Finally Fairness for Home Care Workers

Elderly woman on wheelchair with a nurse
Elderly woman on wheelchair with a nurse

Home care worker Stella Moreno just got the news she's been waiting for--she is finally eligible for overtime pay. Through Medi-Cal, Stella works as part of Fresno's In-Home Supportive Services (IHSS) program providing round-the-clock care to Bianca, her 29-year-old daughter who is intellectually disabled, non-verbal and suffers from frequent tremors that limit her ability to eat on her own. As many as 70% of home care workers in California are like Stella, family members who want to provide the quality care their loved ones need in order for them to be able to live safely at home. Taking care of Bianca is demanding work with long hours and--although it's rewarding--home care doesn't pay very well.

In Fresno County, IHSS providers like Stella make $10.25 an hour. Although they are currently in negotiations with the County for a new contract, they haven't had a raise in almost seven years and, because of federal policies, they were not eligible for overtime pay, no matter how many hours they worked.

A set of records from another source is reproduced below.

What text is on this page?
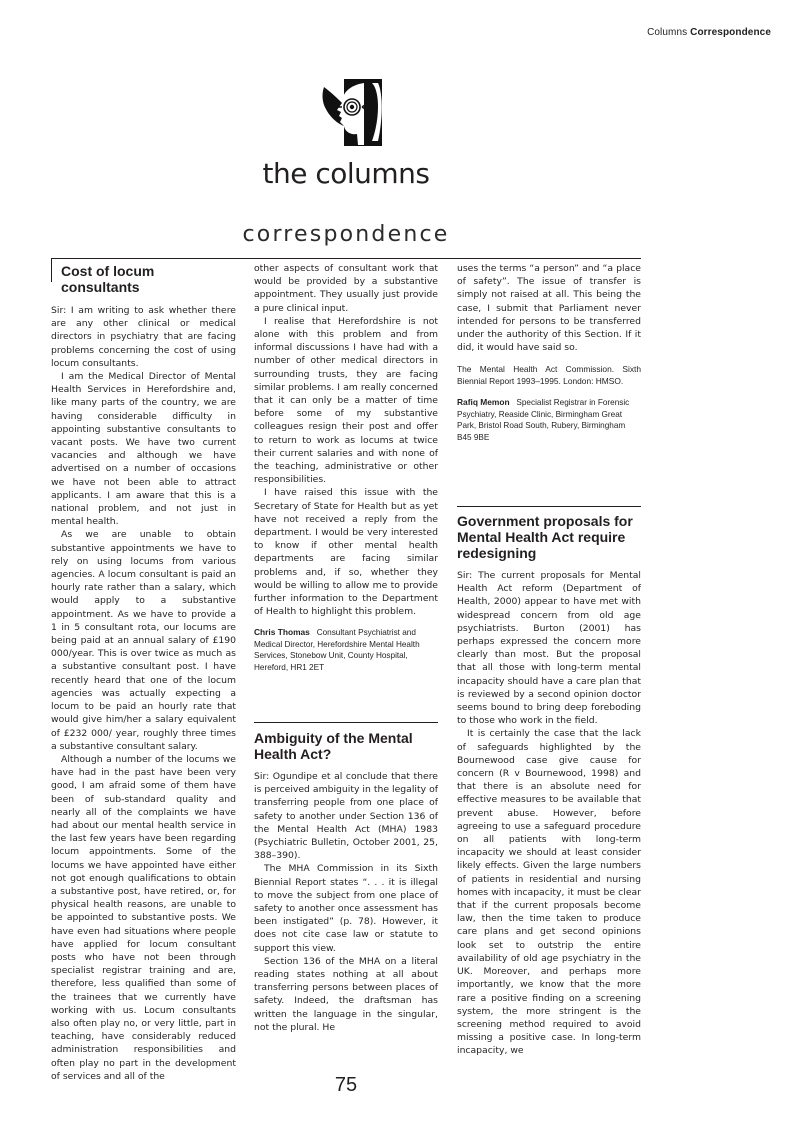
Columns Correspondence
the columns
correspondence
Cost of locum consultants

Sir: I am writing to ask whether there are any other clinical or medical directors in psychiatry that are facing problems concerning the cost of using locum consultants.

I am the Medical Director of Mental Health Services in Herefordshire and, like many parts of the country, we are having considerable difficulty in appointing substantive consultants to vacant posts. We have two current vacancies and although we have advertised on a number of occasions we have not been able to attract applicants. I am aware that this is a national problem, and not just in mental health.

As we are unable to obtain substantive appointments we have to rely on using locums from various agencies. A locum consultant is paid an hourly rate rather than a salary, which would apply to a substantive appointment. As we have to provide a 1 in 5 consultant rota, our locums are being paid at an annual salary of £190 000/year. This is over twice as much as a substantive consultant post. I have recently heard that one of the locum agencies was actually expecting a locum to be paid an hourly rate that would give him/her a salary equivalent of £232 000/ year, roughly three times a substantive consultant salary.

Although a number of the locums we have had in the past have been very good, I am afraid some of them have been of sub-standard quality and nearly all of the complaints we have had about our mental health service in the last few years have been regarding locum appointments. Some of the locums we have appointed have either not got enough qualifications to obtain a substantive post, have retired, or, for physical health reasons, are unable to be appointed to substantive posts. We have even had situations where people have applied for locum consultant posts who have not been through specialist registrar training and are, therefore, less qualified than some of the trainees that we currently have working with us. Locum consultants also often play no, or very little, part in teaching, have considerably reduced administration responsibilities and often play no part in the development of services and all of the

other aspects of consultant work that would be provided by a substantive appointment. They usually just provide a pure clinical input.

I realise that Herefordshire is not alone with this problem and from informal discussions I have had with a number of other medical directors in surrounding trusts, they are facing similar problems. I am really concerned that it can only be a matter of time before some of my substantive colleagues resign their post and offer to return to work as locums at twice their current salaries and with none of the teaching, administrative or other responsibilities.

I have raised this issue with the Secretary of State for Health but as yet have not received a reply from the department. I would be very interested to know if other mental health departments are facing similar problems and, if so, whether they would be willing to allow me to provide further information to the Department of Health to highlight this problem.

Chris Thomas Consultant Psychiatrist and Medical Director, Herefordshire Mental Health Services, Stonebow Unit, County Hospital, Hereford, HR1 2ET
Ambiguity of the Mental Health Act?

Sir: Ogundipe et al conclude that there is perceived ambiguity in the legality of transferring people from one place of safety to another under Section 136 of the Mental Health Act (MHA) 1983 (Psychiatric Bulletin, October 2001, 25, 388–390).

The MHA Commission in its Sixth Biennial Report states “. . . it is illegal to move the subject from one place of safety to another once assessment has been instigated” (p. 78). However, it does not cite case law or statute to support this view.

Section 136 of the MHA on a literal reading states nothing at all about transferring persons between places of safety. Indeed, the draftsman has written the language in the singular, not the plural. He

uses the terms “a person” and “a place of safety”. The issue of transfer is simply not raised at all. This being the case, I submit that Parliament never intended for persons to be transferred under the authority of this Section. If it did, it would have said so.

The Mental Health Act Commission. Sixth Biennial Report 1993–1995. London: HMSO.

Rafiq Memon Specialist Registrar in Forensic Psychiatry, Reaside Clinic, Birmingham Great Park, Bristol Road South, Rubery, Birmingham B45 9BE
Government proposals for Mental Health Act require redesigning

Sir: The current proposals for Mental Health Act reform (Department of Health, 2000) appear to have met with widespread concern from old age psychiatrists. Burton (2001) has perhaps expressed the concern more clearly than most. But the proposal that all those with long-term mental incapacity should have a care plan that is reviewed by a second opinion doctor seems bound to bring deep foreboding to those who work in the field.

It is certainly the case that the lack of safeguards highlighted by the Bournewood case give cause for concern (R v Bournewood, 1998) and that there is an absolute need for effective measures to be available that prevent abuse. However, before agreeing to use a safeguard procedure on all patients with long-term incapacity we should at least consider likely effects. Given the large numbers of patients in residential and nursing homes with incapacity, it must be clear that if the current proposals become law, then the time taken to produce care plans and get second opinions look set to outstrip the entire availability of old age psychiatry in the UK. Moreover, and perhaps more importantly, we know that the more rare a positive finding on a screening system, the more stringent is the screening method required to avoid missing a positive case. In long-term incapacity, we

75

Starting today, that changes. Like employees that do similar work in hospitals and nursing homes, millions of home care providers across the country--including California's roughly 400,000 IHSS providers--will now earn overtime pay if they work more than 40 hours a week. They will also receive pay for wait time for when they accompany their clients to doctors' appointments and travel time for the time they spend driving between clients.

Because California's 400,000 home care workers make an average of just $17,000 a year, overtime pay will help to lift thousands of caregivers out of poverty. It will also go a long way towards giving home care workers, who are disproportionately low-income women of color, the same respect and recognition as other workers, who have had the legal right to overtime for decades.

This salary boost will make a big difference in the lives of Stella and her fellow caregivers. Overtime pay will make it easier to put food on the table, pay their rent and meet their financial responsibilities.

The critical step to pay home care workers fairly did not come without a fight. Hundreds of thousands of home care workers across the country joined together to call on the Obama Administration to change the federal rule regarding overtime to include all home care providers. With that change, California home care workers demanded that Governor Brown implement this new rule for the state's IHSS providers. They protested in rallies and petitioned for #overtime4caregivers online. Now, because of their united effort, our home care workers can finally say they are equally protected under the law.

Today, more and more elderly and disabled patients are choosing to stay in their homes, avoiding costly institutions or extended hospital stays. As a result, they now depend on home care workers to provide advanced medical care and assistance.

While extra pay will make a tremendous difference in caregivers' lives and help to ensure quality care for their clients, it is actually far less expensive for our state than placing those with care needs in expensive institutions. One study by the Center for Medicare & Medicaid Services (CMS) proved that home-based care delivered quality care for the highest utilizers of Medicare services at a lower cost than nursing homes and institutions. Staying at home can also help people retain their independence and social connections.

Statewide, over 450,000 disabled people and seniors rely on IHSS to keep them safe, healthy and comfortable. Caregivers are a critical lifeline for some of the most vulnerable people in our community.

Working overtime allows caregivers to provide more efficient and effective care because many disabled and elderly patients need more than 40 hours of weekly assistance. Without care that meets their full needs, these patients are left vulnerable to serious injury and hospitalization. Many home care workers already worked overtime to keep their clients healthy, but they weren't getting paid for their commitment. Overtime pay fixes this injustice and rewards them for their time.

Caregivers like Stella give so much to our state's elderly and disabled people to make sure they receive the best possible care. Stella wants to take care of her daughter at home and she deserves to make a fair wage doing this strenuous work. Today, I join her in celebrating an end to an unjust policy and a victory for home care workers here in Fresno, across the state, and across the nation. Now, they are finally getting the overtime wages, wait time and travel time pay they earned and deserve.